Ora, perante estes pedidos (designadamente dos constantes das alíneas a) a c)) poderíamos à partida entender que nos encontraríamos perante uma acção de reivindicação.

Porém uma análise mais atenta dos mesmos e a necessária concatenação deles com a causa de pedir que que lhes serve de substracto leva-nos a conclusão distinta.

Com efeito, nos termos do disposto no art.º 1311.º do CC, pode o proprietário  « … exigir judicialmente de qualquer possuidor ou detentor da coisa o reconhecimento do seu direito de propriedade e a consequente restituição do que lhe pertence.» (assim se caracterizando a acção de reivindicação)

Como se refere no acórdão deste STJ de 10-09-2020[[6]], «[o] perfil da acção de reivindicação afere-se, por um lado, pela causa petendi que, em acções desta natureza, decorre do facto jurídico de que deriva o direito real, facto que, em concreto, deve ter a força suficiente para criar a favor do demandante, e nele radicar, o domínio da coisa reivindicada, e, por outro lado, pelas pretensões jurídicas deduzidas, quais sejam, o do reconhecimento do direito de propriedade e o da restituição da coisa por outro - neste sentido, Pires de Lima e Antunes Varela, in, Código Civil anotado, volume III, página 100.»

Ora, se assim é, e volvendo ao caso em apreço nesta nossa acção, verifica-se que tanto pelo pedido formulado - em que a Autora não visa que lhe seja restituída a propriedade do prédio, apenas seja declarado que a herança é proprietária do mesmo e que tal seja reconhecido pela Ré –, como pela factualidade que alega integrante da causa de pedir – não invoca estar desapossada do mesmo, antes pretendendo que a Ré cesse as descargas de terras que tem vindo a efectuar em tais terrenos e reponha a situação que  existia anteriormente à realização das mesmas e ainda seja condenada a indemnizar a herança pelos danos[[7]] -, somos levados a concluir que não nos encontramos perante uma acção de reivindicação, em que se pretenda a restituição à herança dum bem imóvel.

Na realidade, o que se constata é que a acção terá sido “construída/edificada” na sua estrutura (pelo que resulta da leitura da petição inicial) na perspectiva de ser reconhecido à herança o direito de propriedade que esta detinha sobre o prédio e, por via disso, poder ser exigido à Ré a cessação da sua actividade ilícita de descargas, pedindo-se igualmente a sua condenação em indemnização pelos prejuízos.   

Sendo este o contexto da acção, importará agora apreciar se, face a tal, teria o cabeça de casal, em representação da herança, legitimidade para intentar tal acção.

A administração da herança, até à sua liquidação e partilha, cabe ao cabeça de casal (art.º 2079.º do CC), e compete-lhe, pois, os poderes normais de mera administração, isto é, utilizar todos os meios conservatórios em relação ao património hereditário.

Importa, porém, verificar qual é o âmbito legal dos actos de administração do património hereditário por parte do cabeça de casal da herança indivisa.

A actuação do cabeça de casal deverá estar contida nos poderes (e correlativos deveres) de administração ordinária que a lei atribui ao cabeça-de-casal, enquanto administrador da herança, sendo o que resulta dos artgs. 2079.º, 2089.º, 2090.º e 2091.º do CC.

A tal propósito, Capelo de Sousa [[8]] traça da seguinte forma o perímetro da actuação do cabeça de casal:

«A este respeito, parece-nos que os poderes de administração do cabeça-de-casal se balizam entre os poderes do curador da herança jacente (art.º 2048.º), no limite inferior, e os poderes do administrador dos bens comuns do casal (artgs. 1678.º a 1682.º), no limite superior.
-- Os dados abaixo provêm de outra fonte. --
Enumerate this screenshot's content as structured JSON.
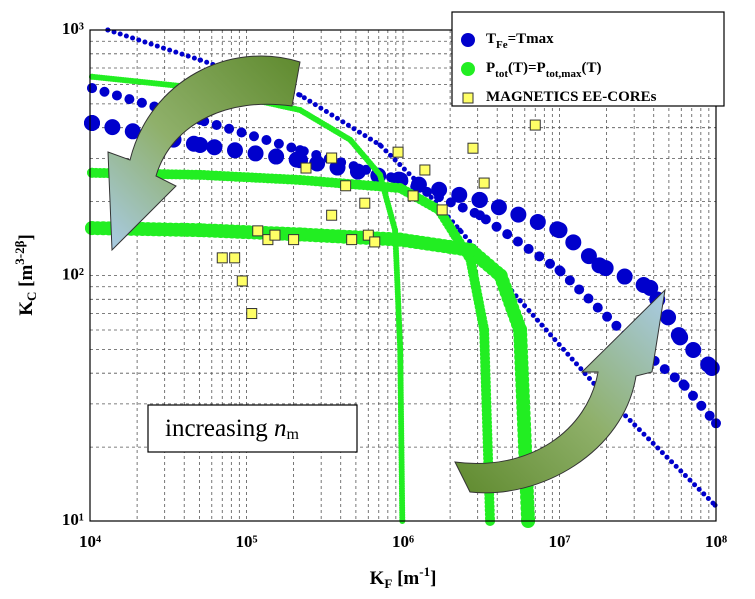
{
  "chart_data": {
    "type": "scatter",
    "xlabel": [
      "K",
      "F",
      " [m",
      "-1",
      "]"
    ],
    "ylabel": [
      "K",
      "C",
      " [m",
      "3-2β",
      "]"
    ],
    "annotation": [
      "increasing ",
      "n",
      "m"
    ],
    "xlog": true,
    "ylog": true,
    "grid": true,
    "legend": "upper right",
    "xlim": [
      10000,
      100000000
    ],
    "ylim": [
      10,
      1000
    ],
    "xticks": [
      {
        "value": 10000,
        "label": "10⁴"
      },
      {
        "value": 100000,
        "label": "10⁵"
      },
      {
        "value": 1000000,
        "label": "10⁶"
      },
      {
        "value": 10000000,
        "label": "10⁷"
      },
      {
        "value": 100000000,
        "label": "10⁸"
      }
    ],
    "yticks": [
      {
        "value": 10,
        "label": "10¹"
      },
      {
        "value": 100,
        "label": "10²"
      },
      {
        "value": 1000,
        "label": "10³"
      }
    ],
    "series": [
      {
        "name": [
          "T",
          "Fe",
          "=Tmax"
        ],
        "color": "#0000cc",
        "marker": "circle",
        "spacing": 2.6,
        "curves": [
          {
            "size": 2.5,
            "x": [
              13000,
              50500,
              220000,
              713000,
              1290000,
              2310000,
              5600000,
              18200000,
              98600000
            ],
            "values": [
              1000,
              755,
              543,
              340,
              234,
              153,
              79,
              34,
              11.6
            ]
          },
          {
            "size": 5,
            "x": [
              10300,
              50500,
              220000,
              960000,
              3100000,
              10000000,
              33000000,
              62000000,
              100000000
            ],
            "values": [
              580,
              430,
              324,
              245,
              176,
              105,
              50,
              36,
              25
            ]
          },
          {
            "size": 8,
            "x": [
              10300,
              50500,
              220000,
              960000,
              3100000,
              10000000,
              18000000,
              38000000,
              59000000,
              94000000
            ],
            "values": [
              418,
              340,
              295,
              245,
              203,
              153,
              110,
              89,
              56,
              42
            ]
          }
        ]
      },
      {
        "name": [
          "P",
          "tot",
          "(T)=P",
          "tot,max",
          "(T)"
        ],
        "color": "#22ee22",
        "marker": "circle",
        "spacing": 0.8,
        "curves": [
          {
            "size": 3,
            "x": [
              10300,
              50500,
              220000,
              460000,
              713000,
              890000,
              960000,
              990000
            ],
            "values": [
              645,
              580,
              472,
              357,
              257,
              153,
              50,
              10
            ]
          },
          {
            "size": 5,
            "x": [
              10300,
              50500,
              220000,
              960000,
              1700000,
              2700000,
              3300000,
              3600000
            ],
            "values": [
              262,
              257,
              245,
              227,
              185,
              116,
              60,
              10
            ]
          },
          {
            "size": 7,
            "x": [
              10300,
              50500,
              220000,
              960000,
              2700000,
              4200000,
              5600000,
              6300000
            ],
            "values": [
              156,
              153,
              147,
              140,
              127,
              100,
              60,
              10
            ]
          }
        ]
      },
      {
        "name": [
          "MAGNETICS EE-COREs"
        ],
        "color": "#ffff66",
        "marker": "square",
        "x": [
          70000,
          84000,
          94000,
          108000,
          118000,
          137000,
          152000,
          200000,
          240000,
          350000,
          350000,
          430000,
          470000,
          570000,
          600000,
          660000,
          930000,
          1160000,
          1380000,
          1780000,
          2800000,
          3300000,
          7000000
        ],
        "values": [
          118,
          118,
          95,
          70,
          152,
          140,
          146,
          140,
          274,
          301,
          176,
          232,
          140,
          197,
          146,
          137,
          318,
          211,
          269,
          185,
          330,
          238,
          410
        ]
      }
    ]
  }
}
Na verdade, o cabeça-de-casal detém mais poderes-deveres de administração do que o curador da herança jacente (pois as suas atribuições não se limitam, a nosso ver, a evitar a perda ou deterioração dos bens da herança, mas desde logo a fazê-los frutificar), porém goza de menos poderes do que o administrador de bens comuns do casal que usufrui de maiores faculdades de alienação (art.º 1682.º, n.º 1 e 2) e que não tem de prestar contas da sua administração (art.º 1681.º).»

Aceitando-se como razoáveis tais balizas de actuação por parte do cabeça-de-casal na sua função de administração da herança, sempre se acrescentará, como factor caracterizador dos limites dessa função e até a título indicativo, o seguinte segmento do acórdão deste STJ de 21-05-2009 [[9]]:

«Tomando como critério de identificação dos actos de administração ordinária (por contraposição, em primeiro lugar, com os actos de disposição e, em segundo lugar, com os actos de administração extraordinária) a sua natureza e a finalidade que visam preencher, poder-se-á afirmar que o “replantio de áreas ardidas” de um terreno, pelo menos se não houver substituição relevante das espécies plantadas, assim deve ser considerado.

Com efeito, tratar-se-á fundamentalmente de repor a situação anterior e, portanto, de um acto de conservação do património.

No limite, também se poderia enquadrar nesse âmbito a substituição, num pomar cuja finalidade não fosse alterada, das árvores envelhecidas, não obstante se tratar de um acto já mais próximo das benfeitorias úteis, por implicar o melhoramento do património.

No entanto, a verdade é que é incorrecto considerar a natureza e a finalidade do acto a praticar sem o avaliar no contexto do património a que respeita (assim, Carvalho Fernandes, Teoria Geral do Direito Civil, II, 4ª ed., Lisboa, 2007, pág. 590 e segs., e doutrina ali exposta).[[10]]

Na verdade, aquele replantio ou esta substituição podem envolver investimentos e encargos de grande peso, por relação com esse património. Como observa Carvalho Fernandes, aliás fazendo apelo a Manuel de Andrade (Teoria Geral da relação Jurídica, II, Coimbra, 1987, pág. 63), é decisivo saber, por exemplo, se tais operações se financiam com os rendimentos do património ou se “se torna necessário, para o efeito, atingir o capital” (Teoria Geral do Direito Civil cit., II, pág.594).»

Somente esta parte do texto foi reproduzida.